Entering Wednesday’s winner-take-all Game 5 the Sparks could do something that hadn’t be done since 2002, repeat as champions.
The last repeat champion fittingly was the Los Angeles Sparks who in their 2001 and subsequent 2002 titles were led by the incomparable presence in the post, Lisa Leslie. The formidable big was the force behind the repeat titles, she captured Finals MVP in both series’ as the Sparks didn’t drop a game in either Finals defeating the Sting and then the Liberty 2-0 en route to the championships.
Now, fifteen years later the Sparks were back in position to write another chapter in history for their storied franchise. After defeating Minnesota in dramatic fashion in Game 5 in 2016, it would again come down a Game 5 in 2017 to decide if the Sparks could match their own milestone and repeat as champions.
Proceedings got off to a rough start as the Lynx quickly went up 7-0 to start the game and from the onset L.A. was playing catch up, something no team likes to do, especially in a game with so much on the line.

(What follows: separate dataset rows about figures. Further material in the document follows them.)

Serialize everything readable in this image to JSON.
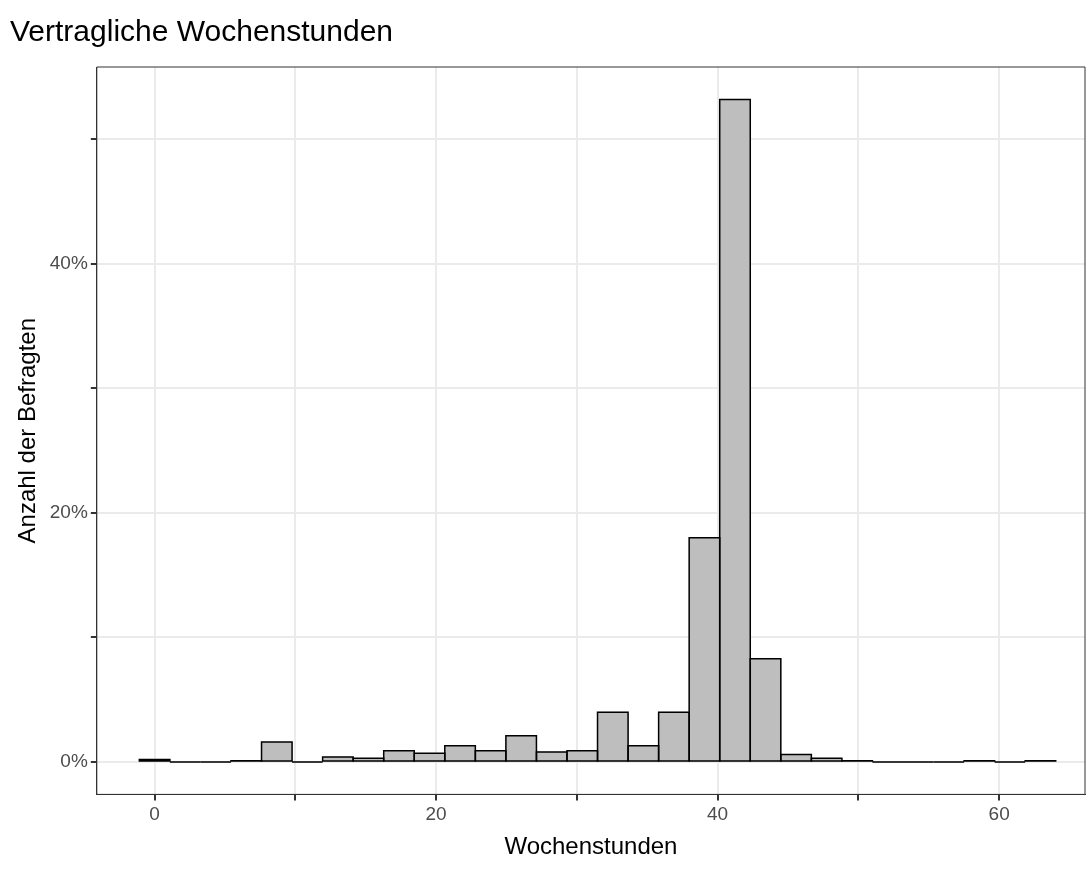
{
  "chart_data": {
    "type": "histogram",
    "title": "Vertragliche Wochenstunden",
    "xlabel": "Wochenstunden",
    "ylabel": "Anzahl der Befragten",
    "bins": [
      -1.08,
      1.09,
      3.26,
      5.43,
      7.6,
      9.77,
      11.94,
      14.11,
      16.28,
      18.45,
      20.62,
      22.79,
      24.96,
      27.13,
      29.3,
      31.47,
      33.64,
      35.81,
      37.98,
      40.15,
      42.32,
      44.49,
      46.66,
      48.83,
      51,
      53.17,
      55.34,
      57.51,
      59.68,
      61.85,
      64.02
    ],
    "values": [
      0.2,
      0,
      0,
      0.1,
      1.6,
      0,
      0.4,
      0.3,
      0.9,
      0.7,
      1.3,
      0.9,
      2.1,
      0.8,
      0.9,
      4.0,
      1.3,
      4.0,
      18.0,
      53.2,
      8.3,
      0.6,
      0.3,
      0.1,
      0,
      0,
      0,
      0.1,
      0,
      0.1
    ],
    "color": "#bebebe",
    "xlim": [
      -4.1,
      66.1
    ],
    "xticks": [
      0,
      {
        "value": 10,
        "label": null
      },
      20,
      {
        "value": 30,
        "label": null
      },
      40,
      {
        "value": 50,
        "label": null
      },
      60
    ],
    "ylim": [
      -2.6,
      55.8
    ],
    "yticks": [
      {
        "value": 0,
        "label": "0%"
      },
      {
        "value": 10,
        "label": null
      },
      {
        "value": 20,
        "label": "20%"
      },
      {
        "value": 30,
        "label": null
      },
      {
        "value": 40,
        "label": "40%"
      },
      {
        "value": 50,
        "label": null
      }
    ],
    "grid": true,
    "legend": false
  }
}
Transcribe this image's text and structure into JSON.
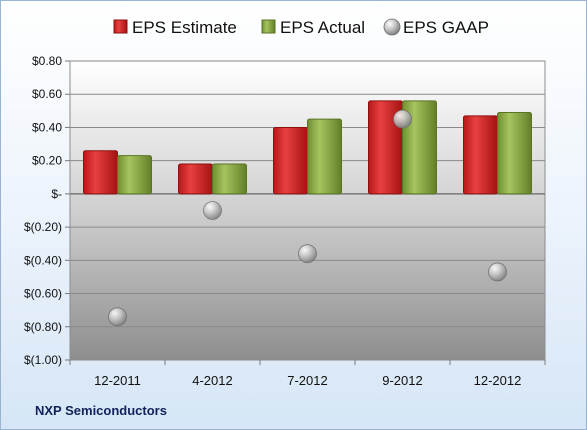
{
  "company": "NXP Semiconductors",
  "chart_data": {
    "type": "bar",
    "categories": [
      "12-2011",
      "4-2012",
      "7-2012",
      "9-2012",
      "12-2012"
    ],
    "series": [
      {
        "name": "EPS Estimate",
        "kind": "bar",
        "color": "#d42a2a",
        "values": [
          0.26,
          0.18,
          0.4,
          0.56,
          0.47
        ]
      },
      {
        "name": "EPS Actual",
        "kind": "bar",
        "color": "#8bab47",
        "values": [
          0.23,
          0.18,
          0.45,
          0.56,
          0.49
        ]
      },
      {
        "name": "EPS GAAP",
        "kind": "scatter",
        "color": "#a9a9a9",
        "values": [
          -0.74,
          -0.1,
          -0.36,
          0.45,
          -0.47
        ]
      }
    ],
    "ylim": [
      -1.0,
      0.8
    ],
    "yticks": [
      0.8,
      0.6,
      0.4,
      0.2,
      0,
      -0.2,
      -0.4,
      -0.6,
      -0.8,
      -1.0
    ],
    "ytick_labels": [
      "$0.80",
      "$0.60",
      "$0.40",
      "$0.20",
      "$-",
      "$(0.20)",
      "$(0.40)",
      "$(0.60)",
      "$(0.80)",
      "$(1.00)"
    ],
    "legend_position": "top",
    "grid": true
  }
}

Parker eventually opened the Sparks’ scoring account with a crafty layup and closed out the first quarter in style with a nifty floater in the lane as time expired. After one Minnesota only held a two-point edge and the Sparks were carrying the momentum into the 2nd quarter of play.
— WNBA (@WNBA) October 5, 2017
But, the second quarter began much like the beginning of the game, Minnesota increased that two-point lead to seven three minutes into the quarter and took a 41-35 lead into the break.
While L.A. did make a furious comeback late in the fourth quarter that saw the Lynx lead shrink to just three points with 34 seconds left, Maya Moore hit a clutch jumper that increased that lead back to five and from there on out the Lynx seemed destined to hoist the 2017 trophy.
“I mean, we’re sad. Obviously we lost,” Parker said postgame. “Glad everybody enjoyed the series. It was exciting. That’s all I’ve got. I think it was a good series.”
The 2016 Finals MVP didn’t go down with out a fight as she recorded a game-high 19 points, snagged a team-high 15 rebounds and dished out five assists. Throughout the course of the entire series as a whole Parker dazzled with her court vision and supplied clutch bucket after clutch bucket for L.A. when they needed them the most. Had the Sparks clawed their way back into this year’s Game 5 it likely would have been Parker joining Leslie, and Cynthia Cooper as the only back-to-back Finals MVP recipients in WNBA history.
But, Wednesday’s title game wasn’t decided on the perimeter it was won in the paint as the Lynx outrebounded the Sparks 46 to 29.
While Maya Moore and Sylvia Fowles combined for 30 rebounds on their own, Parker was the only L.A. player to record double-digit rebounds, in fact no one else on the Sparks’ roster grabbed more than three. In a game, and series with talent from top to bottom on either roster the eventual winner was going to have to do the little things better than their opponent. They were going to have to make sure to crash the boards to either end a possession on one end or extend it and give it new life on the other.
“Honestly, rebounding. That hurt,” Parker said bluntly postgame. Over Games 4 and 5 L.A. was outrebounded 94-57 and as the series went on the Sparks never found an answer for Finals MVP Sylvia Fowles in the paint. She roped in a WNBA Finals record 20 rebounds in the deciding Game 5 and over the course of the last two Finals games corralled 13 offensive boards, which not only extended possessions but caused L.A. to work that much harder on the defensive side of the ball.
“I’m not a person to make excuses,” Coach Agler said postgame. “We just didn’t do what we needed to do to keep Fowles off the glass. We tried to eliminate staying in a rotation as much as we could, tried to keep bigger bodies on them, but they were persistent, more persistent than we were, especially in the first 20 minutes.”
Although the Sparks never led in Game 5 they cut the Lynx’s lead to three with 34 seconds left only to see Maya Moore spring free and hit a jumper in the the paint that saw that lead increase back up to five and the window of opportunity pass L.A. by.
“No, obviously we wanted to get a stop,” Parker said. “We got Seimone falling backcourt, Sylvia caught the ball. I was playing back I remember, and they got the ball to Maya. I tried to make it difficult, tried to mess up her steps a little bit, and she hit a tough shot.”
Going forward L.A. has a lot to build on from this gut-wrenching loss. Their two top scorers, the aforementioned Parker and Nneka Ogwumike are only 31 and 27 years old respectively and in middle of their primes. 2017 acquisition Odyssey Sims appears to be developing into one of the most dynamic guards in the league and Chelsea Gray’s fearlessness with the game on the line and the ball in her hands is undeniable.
This team has all the potential to challenge for a title in 2018, and who knows a Sparks-Lynx trilogy may be in store in the year to come.